È evidente che i miei amici in visita a Napoli si limitano a una valutazione degli innegabili segnali positivi che qua e là si colgono (raramente per mano pubblica, va detto) e si accontentano di questi miglioramenti, che evidentemente risultano sufficienti a spezzare le catene degli stereotipi di chi immagina di venire a Napoli con il giubbotto anti
proiettile e avendo fatto per tempo la profilassi anti colera.
Ma per chi vive quotidianamente questa città, per tutti quelli che si muovono al di fuori delle meravigliose e collaudate rotte del turismo, Napoli è un luogo dove non è semplice vivere, una città che spesso è matrigna. Parliamo di una metropoli collinare dove si bloccano le tre funicolari cittadine, tutte insieme, per un morbo che prende gli addetti ai lavori e che verrà presto rubricato accanto ad altre patologie esotiche, come il morbo del legionario. Il morbo della funicolare ha paralizzato la città. Adesso c’è un’indagine in corso.
Dopo tre giornate di stop, l’autorità sugli scioperi ha aperto un’istruttoria per capire la congruenza dell’influenza del ceppo funiculì che ha messo a letto tutti o quasi i responsabili dei servizi. E mentre a Roma sparuti volontari tappano le buche stradali al posto degli addetti del Comune, o le segnalano con la vernice gialla (come fa la mamma di una motociclista, morta dopo aver perso il controllo del suo scooter), a Mergellina, il biglietto da visita di Napoli, c’è ancora una voragine nel marciapiedi causata dalla sciroccata che si è abbattuta sulla città un mese fa.
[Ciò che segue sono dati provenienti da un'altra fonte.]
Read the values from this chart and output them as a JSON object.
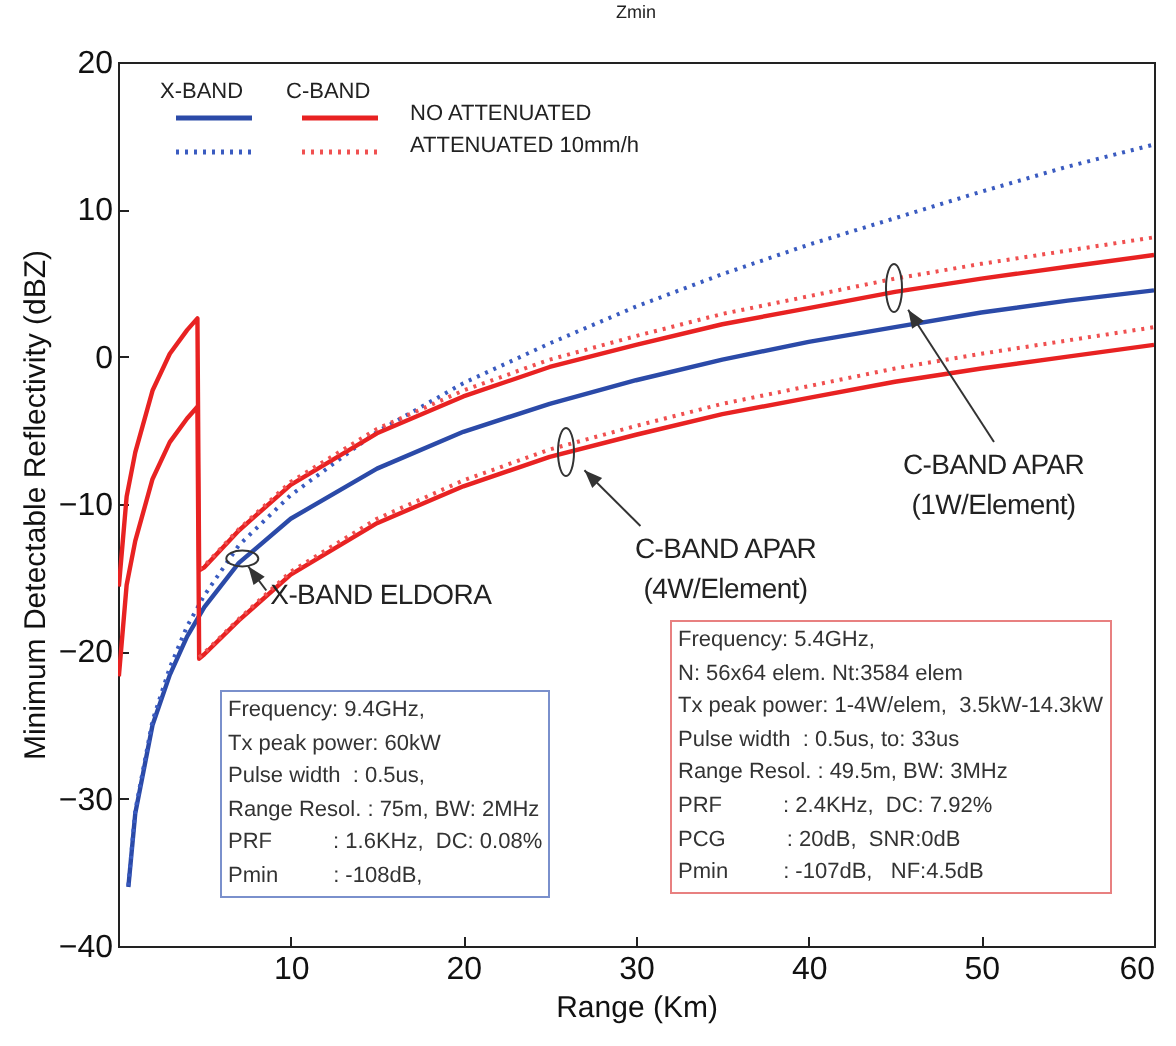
{
  "chart_data": {
    "type": "line",
    "title": "Zmin",
    "xlabel": "Range (Km)",
    "ylabel": "Minimum Detectable Reflectivity (dBZ)",
    "xlim": [
      0,
      60
    ],
    "xticks": [
      10,
      20,
      30,
      40,
      50,
      60
    ],
    "ylim": [
      -40,
      20
    ],
    "yticks": [
      -40,
      -30,
      -20,
      -10,
      0,
      10,
      20
    ],
    "grid": false,
    "series": [
      {
        "color": "#2b4aa8",
        "line_style": "solid",
        "x": [
          0.6,
          1,
          2,
          3,
          4,
          5,
          7,
          10,
          15,
          20,
          25,
          30,
          35,
          40,
          45,
          50,
          55,
          60
        ],
        "values": [
          -36,
          -31,
          -25,
          -21.6,
          -19,
          -17,
          -14,
          -11,
          -7.6,
          -5.1,
          -3.2,
          -1.6,
          -0.2,
          1,
          2,
          3,
          3.8,
          4.5
        ]
      },
      {
        "color": "#3a5bc0",
        "line_style": "dotted",
        "x": [
          0.6,
          1,
          2,
          3,
          4,
          5,
          7,
          10,
          15,
          20,
          25,
          30,
          35,
          40,
          45,
          50,
          55,
          60
        ],
        "values": [
          -35.9,
          -30.8,
          -24.7,
          -21.1,
          -18.3,
          -16.2,
          -12.8,
          -9.4,
          -5.1,
          -1.8,
          0.9,
          3.4,
          5.6,
          7.6,
          9.4,
          11.2,
          12.9,
          14.4
        ]
      },
      {
        "color": "#e82222",
        "line_style": "solid",
        "x": [
          0.05,
          0.5,
          1,
          2,
          3,
          4,
          4.6,
          4.7,
          5,
          7,
          10,
          15,
          20,
          25,
          30,
          35,
          40,
          45,
          50,
          55,
          60
        ],
        "values": [
          -15.6,
          -9.5,
          -6.5,
          -2.3,
          0.2,
          1.8,
          2.6,
          -14.5,
          -14.3,
          -11.8,
          -8.7,
          -5.2,
          -2.7,
          -0.7,
          0.8,
          2.2,
          3.3,
          4.4,
          5.3,
          6.1,
          6.9
        ]
      },
      {
        "color": "#f05050",
        "line_style": "dotted",
        "x": [
          4.7,
          5,
          7,
          10,
          15,
          20,
          25,
          30,
          35,
          40,
          45,
          50,
          55,
          60
        ],
        "values": [
          -14.4,
          -14.2,
          -11.7,
          -8.5,
          -4.9,
          -2.3,
          -0.2,
          1.4,
          2.9,
          4.1,
          5.3,
          6.3,
          7.2,
          8.1
        ]
      },
      {
        "color": "#e82222",
        "line_style": "solid",
        "x": [
          0.05,
          0.5,
          1,
          2,
          3,
          4,
          4.6,
          4.7,
          5,
          7,
          10,
          15,
          20,
          25,
          30,
          35,
          40,
          45,
          50,
          55,
          60
        ],
        "values": [
          -21.7,
          -15.5,
          -12.5,
          -8.3,
          -5.8,
          -4.2,
          -3.4,
          -20.5,
          -20.2,
          -17.9,
          -14.8,
          -11.3,
          -8.8,
          -6.8,
          -5.3,
          -3.9,
          -2.8,
          -1.7,
          -0.8,
          0,
          0.8
        ]
      },
      {
        "color": "#f05050",
        "line_style": "dotted",
        "x": [
          4.7,
          5,
          7,
          10,
          15,
          20,
          25,
          30,
          35,
          40,
          45,
          50,
          55,
          60
        ],
        "values": [
          -20.4,
          -20.1,
          -17.8,
          -14.6,
          -11,
          -8.4,
          -6.3,
          -4.7,
          -3.2,
          -2,
          -0.8,
          0.2,
          1.1,
          2
        ]
      }
    ],
    "annotations": [
      "X-BAND",
      "C-BAND",
      "NO ATTENUATED",
      "ATTENUATED 10mm/h",
      "Frequency: 9.4GHz,\nTx peak power: 60kW\nPulse width  : 0.5us,\nRange Resol. : 75m, BW: 2MHz\nPRF          : 1.6KHz,  DC: 0.08%\nPmin         : -108dB,",
      "Frequency: 5.4GHz,\nN: 56x64 elem. Nt:3584 elem\nTx peak power: 1-4W/elem,  3.5kW-14.3kW\nPulse width  : 0.5us, to: 33us\nRange Resol. : 49.5m, BW: 3MHz\nPRF          : 2.4KHz,  DC: 7.92%\nPCG          : 20dB,  SNR:0dB\nPmin         : -107dB,   NF:4.5dB",
      {
        "text": "X-BAND ELDORA",
        "x": 7.2,
        "y": -13.7
      },
      "C-BAND APAR\n(4W/Element)",
      "C-BAND APAR\n(1W/Element)"
    ]
  }
}
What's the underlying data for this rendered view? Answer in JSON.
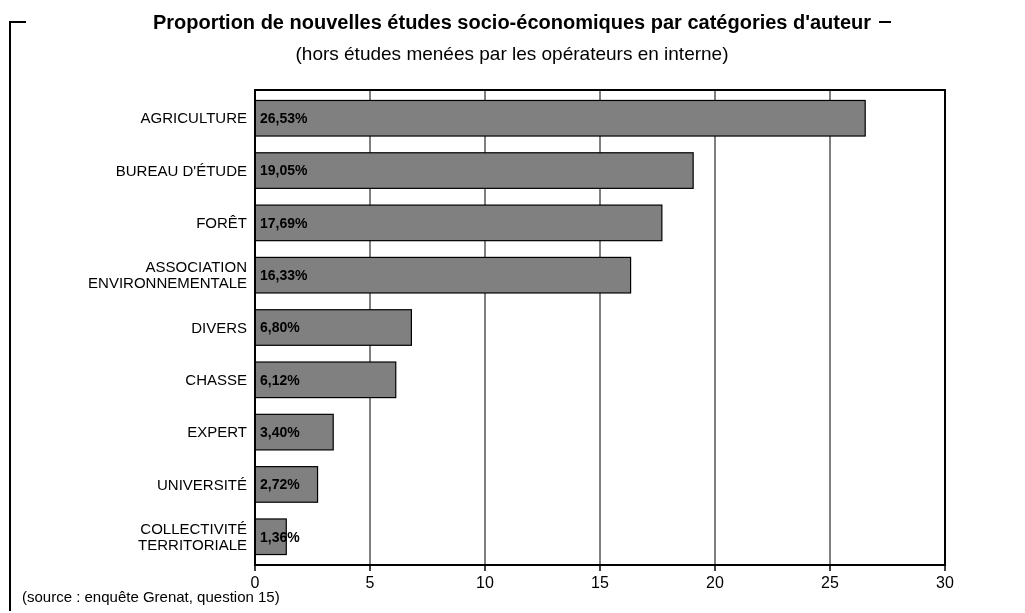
{
  "chart_data": {
    "type": "bar",
    "orientation": "horizontal",
    "title": "Proportion de nouvelles études socio-économiques par catégories d'auteur",
    "subtitle": "(hors études menées par les opérateurs en interne)",
    "categories": [
      "AGRICULTURE",
      "BUREAU D'ÉTUDE",
      "FORÊT",
      "ASSOCIATION ENVIRONNEMENTALE",
      "DIVERS",
      "CHASSE",
      "EXPERT",
      "UNIVERSITÉ",
      "COLLECTIVITÉ TERRITORIALE"
    ],
    "values": [
      26.53,
      19.05,
      17.69,
      16.33,
      6.8,
      6.12,
      3.4,
      2.72,
      1.36
    ],
    "value_labels": [
      "26,53%",
      "19,05%",
      "17,69%",
      "16,33%",
      "6,80%",
      "6,12%",
      "3,40%",
      "2,72%",
      "1,36%"
    ],
    "color": "#808080",
    "xlim": [
      0,
      30
    ],
    "xticks": [
      0,
      5,
      10,
      15,
      20,
      25,
      30
    ],
    "grid": "x",
    "annotations": [
      "(source : enquête Grenat, question 15)"
    ]
  }
}
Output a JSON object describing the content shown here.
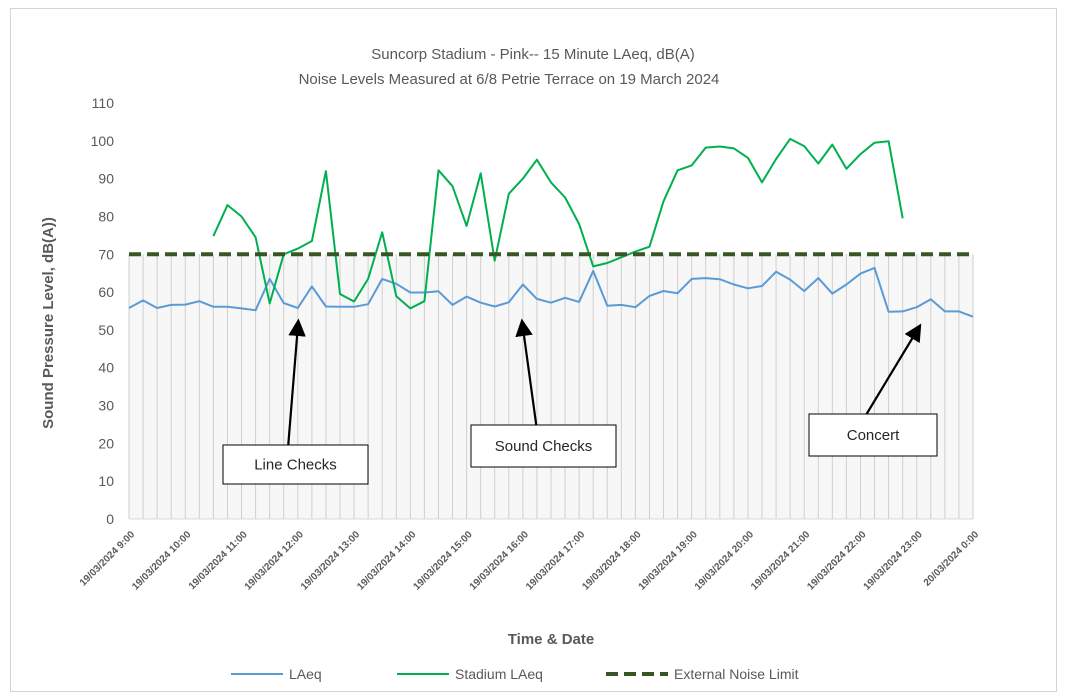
{
  "chart_data": {
    "type": "line",
    "title": "Suncorp Stadium - Pink-- 15 Minute LAeq, dB(A)",
    "subtitle": "Noise Levels Measured at 6/8 Petrie Terrace on 19 March 2024",
    "xlabel": "Time & Date",
    "ylabel": "Sound Pressure Level, dB(A))",
    "ylim": [
      0,
      110
    ],
    "yticks": [
      0,
      10,
      20,
      30,
      40,
      50,
      60,
      70,
      80,
      90,
      100,
      110
    ],
    "x_tick_labels": [
      "19/03/2024 9:00",
      "19/03/2024 10:00",
      "19/03/2024 11:00",
      "19/03/2024 12:00",
      "19/03/2024 13:00",
      "19/03/2024 14:00",
      "19/03/2024 15:00",
      "19/03/2024 16:00",
      "19/03/2024 17:00",
      "19/03/2024 18:00",
      "19/03/2024 19:00",
      "19/03/2024 20:00",
      "19/03/2024 21:00",
      "19/03/2024 22:00",
      "19/03/2024 23:00",
      "20/03/2024 0:00"
    ],
    "x_range": [
      "19/03/2024 9:00",
      "20/03/2024 0:00"
    ],
    "x_interval": "15 minutes",
    "series": [
      {
        "name": "LAeq",
        "color": "#5b9bd5",
        "values": [
          55.8,
          57.8,
          55.8,
          56.6,
          56.7,
          57.6,
          56.1,
          56.1,
          55.7,
          55.2,
          63.5,
          57.1,
          55.8,
          61.5,
          56.2,
          56.1,
          56.1,
          56.8,
          63.5,
          62.2,
          59.9,
          59.9,
          60.2,
          56.6,
          58.8,
          57.2,
          56.2,
          57.3,
          62.0,
          58.2,
          57.2,
          58.5,
          57.4,
          65.6,
          56.4,
          56.6,
          56.0,
          59.0,
          60.3,
          59.7,
          63.5,
          63.7,
          63.4,
          62.0,
          61.0,
          61.6,
          65.4,
          63.3,
          60.3,
          63.7,
          59.6,
          62.0,
          64.9,
          66.4,
          54.8,
          54.9,
          56.0,
          58.1,
          54.9,
          54.9,
          53.5
        ]
      },
      {
        "name": "Stadium LAeq",
        "color": "#00b050",
        "values": [
          null,
          null,
          null,
          null,
          null,
          null,
          74.8,
          83.0,
          80.0,
          74.5,
          57.0,
          70.0,
          71.5,
          73.5,
          92.0,
          59.5,
          57.5,
          63.5,
          75.8,
          58.9,
          55.7,
          57.6,
          92.2,
          88.0,
          77.5,
          91.4,
          68.3,
          86.0,
          90.0,
          95.0,
          89.0,
          85.0,
          78.0,
          66.8,
          67.7,
          69.2,
          70.7,
          72.0,
          84.0,
          92.2,
          93.5,
          98.2,
          98.5,
          98.0,
          95.5,
          89.0,
          95.2,
          100.5,
          98.6,
          94.0,
          99.0,
          92.6,
          96.5,
          99.5,
          99.9,
          79.5,
          null,
          null,
          null,
          null,
          null
        ]
      },
      {
        "name": "External Noise Limit",
        "color": "#375623",
        "style": "dashed",
        "constant": 70
      }
    ],
    "annotations": [
      {
        "text": "Line Checks",
        "arrow_target": [
          "19/03/2024 12:00",
          56
        ]
      },
      {
        "text": "Sound Checks",
        "arrow_target": [
          "19/03/2024 16:00",
          56
        ]
      },
      {
        "text": "Concert",
        "arrow_target": [
          "19/03/2024 23:00",
          55
        ]
      }
    ],
    "grid": "vertical lines at each 15-minute interval below 70 dB(A)",
    "legend": "bottom"
  }
}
Un mese fa, non ieri sera. Certo, la zona è stata messa in sicurezza e intorno alla voragine ci sono le fascette arancioni fosforescenti. Ma quello dovrebbe essere il waterfront della città, il porto turistico di Napoli, la zona d’attracco delle barche da diporto, il marciapiedi della passeggiata sul lungomare, quello che porta al molo Luise, di fronte agli chalet. Una città che punta (anche) sul turismo dovrebbe aver messo mano a una roba simile nel giro di poche ore, di una manciata di giorni, al più. Si tratta di una delle porte d’ingresso della città, dopotutto. E invece non solo dopo un mese non s’è visto nessuno, ma non sono state rimosse nemmeno le macerie.
Aspettare il meglio e prepararsi al peggio: ecco la regola, diceva Fernando Pessoa.
Provate un po’ a dargli torto.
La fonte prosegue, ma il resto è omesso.